How cities speak
“There is an unfortunate tendency to assume that civil discourse has occurred whenever two or more people are nice to each other, say something, and don’t get into an argument. That is misleading on all three counts.
Civil discourse is city speech, implying, as Richard Luecke has suggested many times, that it is not only how we speak in cities but also how cities speak.
City speech is not simply or uniformly nice; on the contrary, it is often confrontational and rough. A place in which speech was simply and uniformly nice would be homogeneous and have nothing but smooth edges. I am aware that this may well be what Aristotle had in mind when he described the city in terms of friendship and excluded those who were not ‘beautiful’ (not to mention those who did not speak Greek) from full participation. But, as Martha Nussbaum has pointed out, Aristotle truncated his own city at this point and (unfortunately) did not allow himself to be carried away by his method. That method is certainly capable of carrying us to a city with a more inclusive aesthetic. Beauty is defined not by excluding those who do not fit within existing boundaries but by crossing boundaries to acknowledge the fittingness of diversity encountered in the city. Crossing boundaries involves confrontation and is rarely smooth. But that it is part of city speech means that civil discourse has not occurred if boundaries have not been crossed.
Nor is city speech simply a matter of saying something. If it does not also ensure space and time in which to say nothing, the listening essential to discourse becomes impossible. In terms of boundary crossing, this means that civil discourse has not occurred if boundaries that define spaces of sound and spaces of silence have not been recognized and honored. Both sound and silence are crucial if the city is not simply to degenerate into a place of violence.
Finally, and most emphatically, city speech does not avoid argument.
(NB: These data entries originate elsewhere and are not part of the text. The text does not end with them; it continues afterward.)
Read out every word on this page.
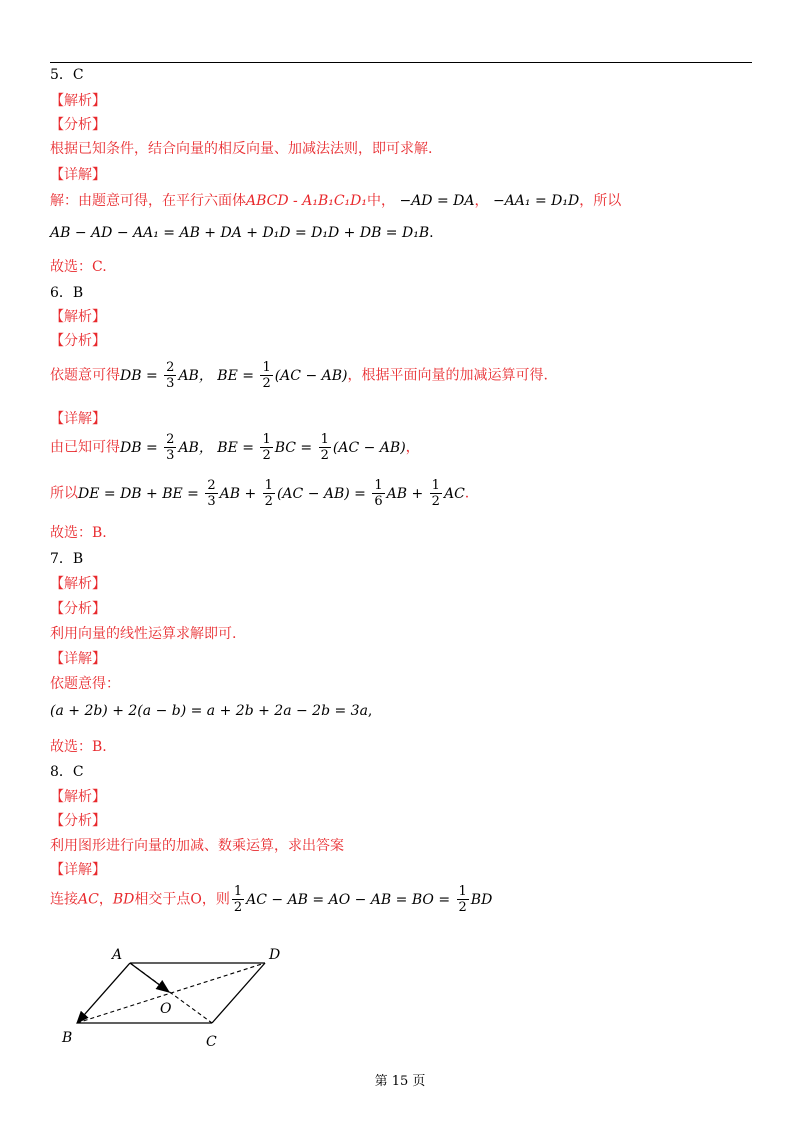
5．C
【解析】
【分析】
根据已知条件，结合向量的相反向量、加减法法则，即可求解.
【详解】
解：由题意可得，在平行六面体ABCD - A₁B₁C₁D₁中， −AD = DA， −AA₁ = D₁D，所以
AB − AD − AA₁ = AB + DA + D₁D = D₁D + DB = D₁B.
故选：C.
6．B
【解析】
【分析】
依题意可得DB = $\frac{2}{3}$ AB， BE = $\frac{1}{2} (AC - AB)$，根据平面向量的加减运算可得.
【详解】
由已知可得DB = $\frac{2}{3}$ AB， BE = $\frac{1}{2}$ BC = $\frac{1}{2} (AC - AB)$，
所以DE = DB + BE = $\frac{2}{3}$ AB + $\frac{1}{2} (AC - AB) = \frac{1}{6}$ AB + $\frac{1}{2}$ AC.
故选：B.
7．B
【解析】
【分析】
利用向量的线性运算求解即可.
【详解】
依题意得：
(a + 2b) + 2(a − b) = a + 2b + 2a − 2b = 3a,
故选：B.
8．C
【解析】
【分析】
利用图形进行向量的加减、数乘运算，求出答案
【详解】
连接AC，BD相交于点O，则 $\frac{1}{2}$ AC − AB = AO − AB = BO = $\frac{1}{2}$ BD
A	D
B	C
O
第 15 页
In fact, the rhythm of crossing, recognizing, and honoring boundaries is descriptive of the discipline of argument. (Remember the formulation at the beginning of this essay: liberal arts are concerned with discovery, appreciation, orientation, and application - redefined here in terms of crossing, recognizing, and honoring boundaries.) Where there is no argument, there is no civil discourse, and there is no city. Such a place is likely to be defined in one of three ways: either it is surrounded by an essentially impermeable boundary that excludes difference; or it is marked by violent struggle for control of turf; or (most likely) it is a mixture of both, with enforced homogeneity near the center of power and violent struggle for control of turf on the fringes.”